Speaker of Gombe State House of Assembly
- Incumbent
- Assumed office 25 November 2020
- Preceded by: Hon. Sadiq Kurba

Personal details
- Born: 11 March 1984 (age 42) Maiduguri, Northern Region, British Nigeria
- Party: All Progressive Congress
- Alma mater: University of Maiduguri
- Occupation: politician

= Abubakar Muhammad Luggerewo =

Muhammad Abubakar Luggerewo (born 11 March 1984) is a Nigerian politician who serves as the Speaker of the Gombe State House of Assembly and a Member representing Akko Central (Kumo).

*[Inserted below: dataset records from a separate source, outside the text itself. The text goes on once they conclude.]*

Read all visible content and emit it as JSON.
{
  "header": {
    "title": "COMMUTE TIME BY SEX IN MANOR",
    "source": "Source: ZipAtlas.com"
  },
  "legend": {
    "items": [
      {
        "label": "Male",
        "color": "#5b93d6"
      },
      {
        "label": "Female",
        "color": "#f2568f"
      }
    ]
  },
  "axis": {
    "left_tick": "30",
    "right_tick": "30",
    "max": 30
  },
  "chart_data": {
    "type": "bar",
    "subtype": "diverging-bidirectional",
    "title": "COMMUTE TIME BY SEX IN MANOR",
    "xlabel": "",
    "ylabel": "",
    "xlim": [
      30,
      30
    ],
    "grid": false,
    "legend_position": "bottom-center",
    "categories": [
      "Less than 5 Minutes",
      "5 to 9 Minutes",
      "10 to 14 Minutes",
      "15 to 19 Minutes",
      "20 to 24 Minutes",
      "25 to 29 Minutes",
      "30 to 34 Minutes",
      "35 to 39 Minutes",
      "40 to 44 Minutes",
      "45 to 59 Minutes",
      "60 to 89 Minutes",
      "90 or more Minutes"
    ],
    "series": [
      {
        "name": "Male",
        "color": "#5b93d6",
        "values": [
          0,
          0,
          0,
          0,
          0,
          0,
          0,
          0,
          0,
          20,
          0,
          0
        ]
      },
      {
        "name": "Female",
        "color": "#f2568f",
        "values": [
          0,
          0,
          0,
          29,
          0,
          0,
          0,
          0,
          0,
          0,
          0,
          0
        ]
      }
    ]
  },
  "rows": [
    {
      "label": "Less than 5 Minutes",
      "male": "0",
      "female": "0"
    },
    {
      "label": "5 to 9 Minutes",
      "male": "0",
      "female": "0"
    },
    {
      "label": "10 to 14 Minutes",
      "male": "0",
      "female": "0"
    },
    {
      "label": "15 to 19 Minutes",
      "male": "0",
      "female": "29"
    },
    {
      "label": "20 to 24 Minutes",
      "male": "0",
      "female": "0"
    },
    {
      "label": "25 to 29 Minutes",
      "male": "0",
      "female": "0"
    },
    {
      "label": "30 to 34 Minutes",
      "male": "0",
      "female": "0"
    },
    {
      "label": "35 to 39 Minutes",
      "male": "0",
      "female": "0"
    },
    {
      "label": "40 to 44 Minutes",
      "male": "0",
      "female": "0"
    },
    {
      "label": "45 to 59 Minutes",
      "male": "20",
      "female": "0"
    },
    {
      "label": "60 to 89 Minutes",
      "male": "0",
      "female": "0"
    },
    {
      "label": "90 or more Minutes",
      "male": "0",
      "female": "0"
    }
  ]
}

==Early life and education==
He was born on 11 March 1984. He attended Ngarannam Primary School, Maiduguri from 1989 to 1994 and Brigadier Maimalari Day Secondary School from 1994 to 2000 before proceeding to Ramat Polytechnic Maiduguri in 2002 where he obtained a Diploma in General Agriculture in 2004. Luggerewo gained admission into University of Maiduguri in 2008 where he graduated with a Bachelor of Agric.(Hons.) Agric Economics in 2014 and is currently pursuing his M.Sc. Degree in Agricultural Economics at the University.

==Career==
He worked as a banker with Guarantee Trust Bank PLC from June 2005 to June 2006 and Eco Bank Nigeria Limited from 2007 to 2018 before being elected member representing Akko Central in the State House of Assembly on the platform of APC in 2019.

==6th Assembly==
Luggerewo was Speaker of the Sixth Assembly after the impeachment of Hon. Sadiq Kurba on 24 November 2020.